Mila menoleh ke arah Vian untuk menanyakan keputusannya.

"Baiklah, kita menginap aja malam ini," jawab Vian.

Tentu saja hal itu membuat Mila dan Pak Deni senang mendengarnya.

"Ayo dihabisin minumnya, terus kalian segera tidur karena besok kan masih harus bekerja."

Vian dan Mila segera menghabiskan minuman mereka. Setelah habis, Pak Deni terus mendesak mereka untuk istirahat saja di kamar membuat keduanya tidak punya pilihan lain selain menurutinya.

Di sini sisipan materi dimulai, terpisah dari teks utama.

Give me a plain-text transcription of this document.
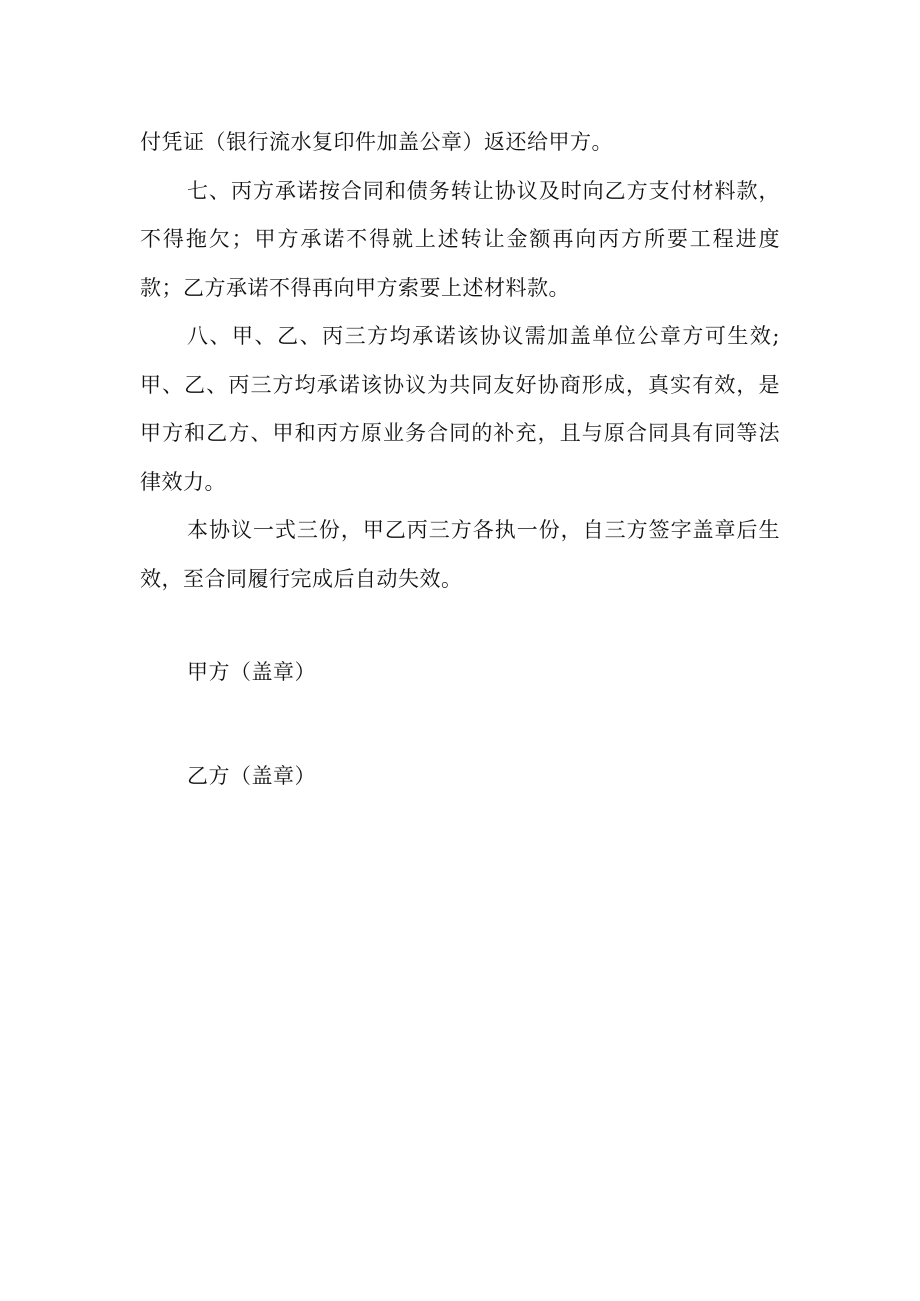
付凭证（银行流水复印件加盖公章）返还给甲方。

七、丙方承诺按合同和债务转让协议及时向乙方支付材料款，不得拖欠；甲方承诺不得就上述转让金额再向丙方所要工程进度款；乙方承诺不得再向甲方索要上述材料款。

八、甲、乙、丙三方均承诺该协议需加盖单位公章方可生效;甲、乙、丙三方均承诺该协议为共同友好协商形成，真实有效，是甲方和乙方、甲和丙方原业务合同的补充，且与原合同具有同等法律效力。

本协议一式三份，甲乙丙三方各执一份，自三方签字盖章后生效，至合同履行完成后自动失效。

甲方（盖章）
乙方（盖章）
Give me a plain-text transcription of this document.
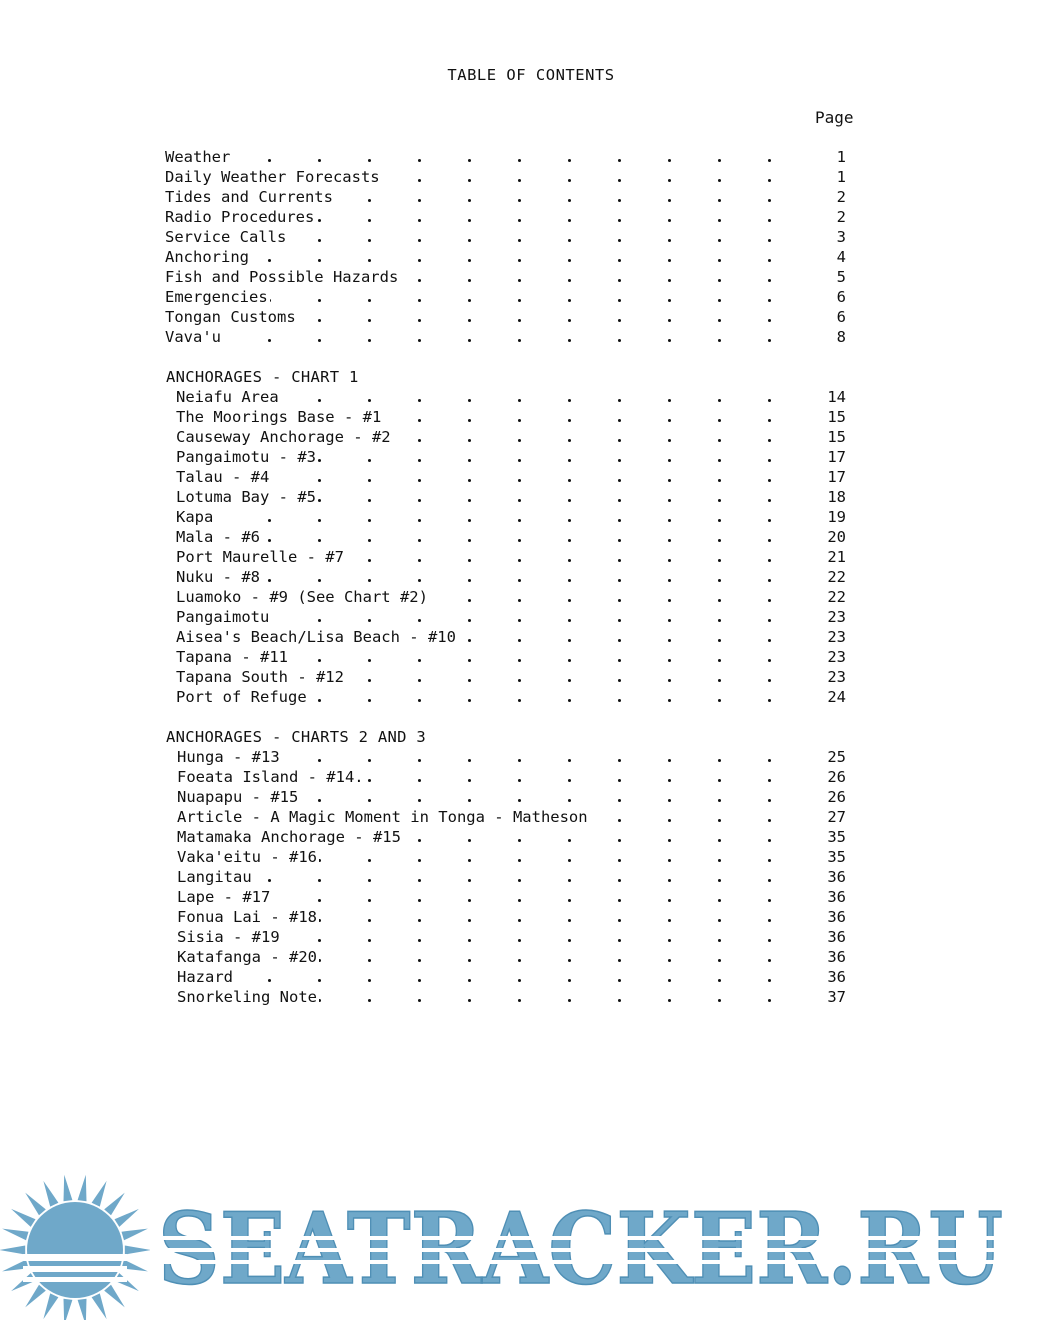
TABLE OF CONTENTS
Page
Weather	1
Daily Weather Forecasts	1
Tides and Currents	2
Radio Procedures	2
Service Calls	3
Anchoring	4
Fish and Possible Hazards	5
Emergencies	6
Tongan Customs	6
Vava'u	8
ANCHORAGES - CHART 1
Neiafu Area	14
The Moorings Base - #1	15
Causeway Anchorage - #2	15
Pangaimotu - #3	17
Talau - #4	17
Lotuma Bay - #5	18
Kapa	19
Mala - #6	20
Port Maurelle - #7	21
Nuku - #8	22
Luamoko - #9 (See Chart #2)	22
Pangaimotu	23
Aisea's Beach/Lisa Beach - #10	23
Tapana - #11	23
Tapana South - #12	23
Port of Refuge	24
ANCHORAGES - CHARTS 2 AND 3
Hunga - #13	25
Foeata Island - #14.	26
Nuapapu - #15	26
Article - A Magic Moment in Tonga - Matheson	27
Matamaka Anchorage - #15	35
Vaka'eitu - #16	35
Langitau	36
Lape - #17	36
Fonua Lai - #18	36
Sisia - #19	36
Katafanga - #20	36
Hazard	36
Snorkeling Note	37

"Kenapa sikap Ayah aneh sekali malam ini?" gumam Mila saat sudah masuk ke dalam kamar lamanya.

Sementara Vian sibuk melihat-lihat isi kamar Mila. Di dinding terdapat banyak foto-foto dirinya bersama teman-temanya. Sedangkan fotonya dengan Pak Deni terpajang rapi di nakas yang berada di sebelah ranjang.

"Kenapa panas banget ya? Padahal kipas anginnya udah nyala. Biasanya dulu gak sepanas ini," gumam Mila.

"Aku mandi sebentar ya," pamit Mila. Dia lalu keluar untuk mandi.

15 menit berlalu, Mila kembali ke kamar dengan rambut basah yang masih terselimut handuk.

Aroma harum tubuh Mila membuat Vian menelan salivanya. Tidak seperti biasanya, kali ini dia melihat Mila begitu cantik dan menggairahkan.

Sampai-sampai ada sesuatu yang begitu mengganjal tubuhnya. Yang harus ia tuntaskan malam ini.